Medellin, Colombia has beaten off 38 other cities to be named as the winner of the biennial Lee Kuan Yew World City Prize , which is awarded by the Singapore government. Although the city’s transformation has been widely recognised, the Nominating Committee wrote in a statement released to Cities Today , that the city has built upon this in the last several years. “Within a span of just two decades, Medellin had overcome challenges of uncontrolled urban expansion, and transformed itself from a notoriously violent city to one that is being held up as a model for urban innovation,” the statement reads. “Since being named a Special Mention City of the 2014 prize, Medellin has made further improvements, such as the further reduction in homicide rates.” The committee also made special mention of the political will, bold leadership and long-term plans shown by the three mayors that have governed the city over the past 12 years, which have helped tackle security problems, developed the economy and improved its citizens’ employability and quality of life.

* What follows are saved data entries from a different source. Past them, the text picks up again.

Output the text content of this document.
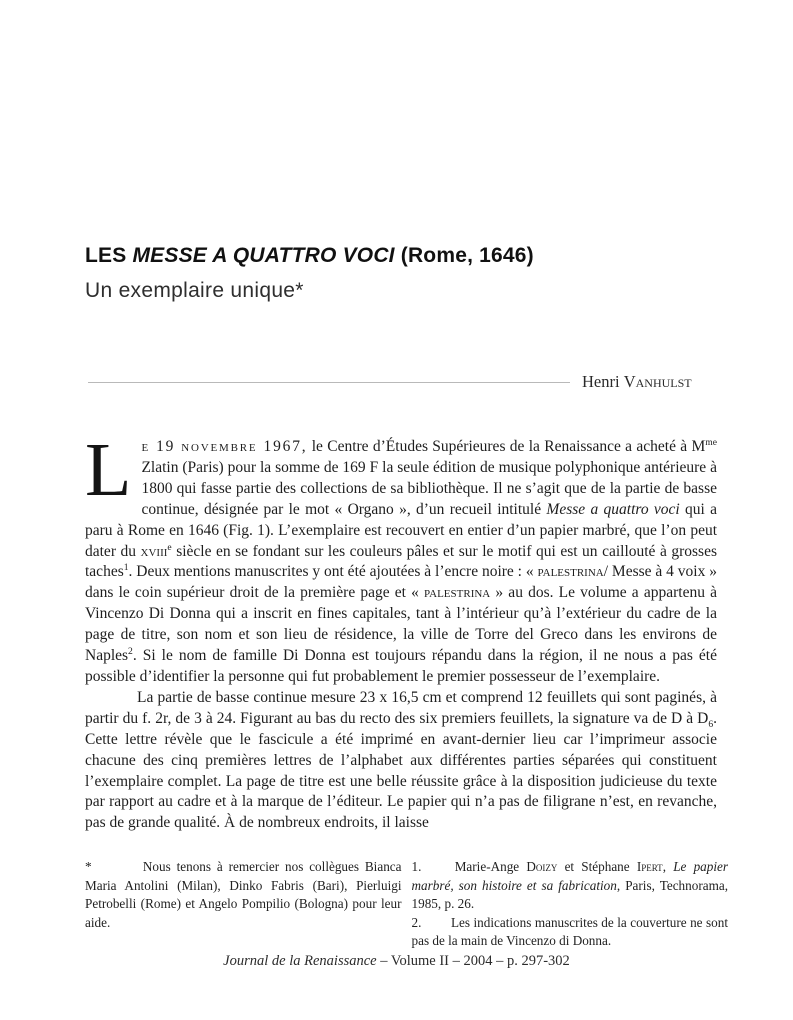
LES MESSE A QUATTRO VOCI (Rome, 1646)
Un exemplaire unique*
Henri Vanhulst

L e 19 novembre 1967, le Centre d’Études Supérieures de la Renaissance a acheté à $M^{me}$ Zlatin (Paris) pour la somme de 169 F la seule édition de musique polyphonique antérieure à 1800 qui fasse partie des collections de sa bibliothèque. Il ne s’agit que de la partie de basse continue, désignée par le mot « Organo », d’un recueil intitulé Messe a quattro voci qui a paru à Rome en 1646 (Fig. 1). L’exemplaire est recouvert en entier d’un papier marbré, que l’on peut dater du xviii$^e$ siècle en se fondant sur les couleurs pâles et sur le motif qui est un caillouté à grosses taches$^1$. Deux mentions manuscrites y ont été ajoutées à l’encre noire : « palestrina/ Messe à 4 voix » dans le coin supérieur droit de la première page et « palestrina » au dos. Le volume a appartenu à Vincenzo Di Donna qui a inscrit en fines capitales, tant à l’intérieur qu’à l’extérieur du cadre de la page de titre, son nom et son lieu de résidence, la ville de Torre del Greco dans les environs de Naples$^2$. Si le nom de famille Di Donna est toujours répandu dans la région, il ne nous a pas été possible d’identifier la personne qui fut probablement le premier possesseur de l’exemplaire.

La partie de basse continue mesure 23 x 16,5 cm et comprend 12 feuillets qui sont paginés, à partir du f. 2r, de 3 à 24. Figurant au bas du recto des six premiers feuillets, la signature va de D à $D_6$. Cette lettre révèle que le fascicule a été imprimé en avant-dernier lieu car l’imprimeur associe chacune des cinq premières lettres de l’alphabet aux différentes parties séparées qui constituent l’exemplaire complet. La page de titre est une belle réussite grâce à la disposition judicieuse du texte par rapport au cadre et à la marque de l’éditeur. Le papier qui n’a pas de filigrane n’est, en revanche, pas de grande qualité. À de nombreux endroits, il laisse

*	Nous tenons à remercier nos collègues Bianca Maria Antolini (Milan), Dinko Fabris (Bari), Pierluigi Petrobelli (Rome) et Angelo Pompilio (Bologna) pour leur aide.

1.	Marie-Ange Doizy et Stéphane Ipert, Le papier marbré, son histoire et sa fabrication, Paris, Technorama, 1985, p. 26.

2. Les indications manuscrites de la couverture ne sont pas de la main de Vincenzo di Donna.

Journal de la Renaissance – Volume II – 2004 – p. 297-302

The current Mayor of Medellin, Federico Guitierez Zuluaga, said: “This is an important recognition that we feel proud of for our city. We thank you for the encouragement to continue working for our city, a spectacular city that has come a long way but also has a long way to go.” Zuluaga’s predecessor, Anibal Gaviria Correa, who left office in December 2015, echoed his sentiments: “Winning the Lee Kuan Yew World City Prize is a true honour and a motivation to continue building a city for the life for our citizens; more humane, equal, free and happier. With Medellin receiving this award, we hope this inspires and gives hope to other cities facing similar challenges.” The four other cities selected for a Special Mention are Auckland, Sydney, Toronto and Vienna. The Lee Kuan Yew World City Prize, which includes a US$222,000 prize from the Keppel Corporation , is jointly organised by the Singapore Urban Redevelopment Authority and the Centre for Liveable Cities , to honour outstanding urban achievements and solutions. The prize will be awarded during a ceremony at the upcoming World Cities Summit which will be held from 10 to 14 July 2016 at Marina Bay Sands, Singapore.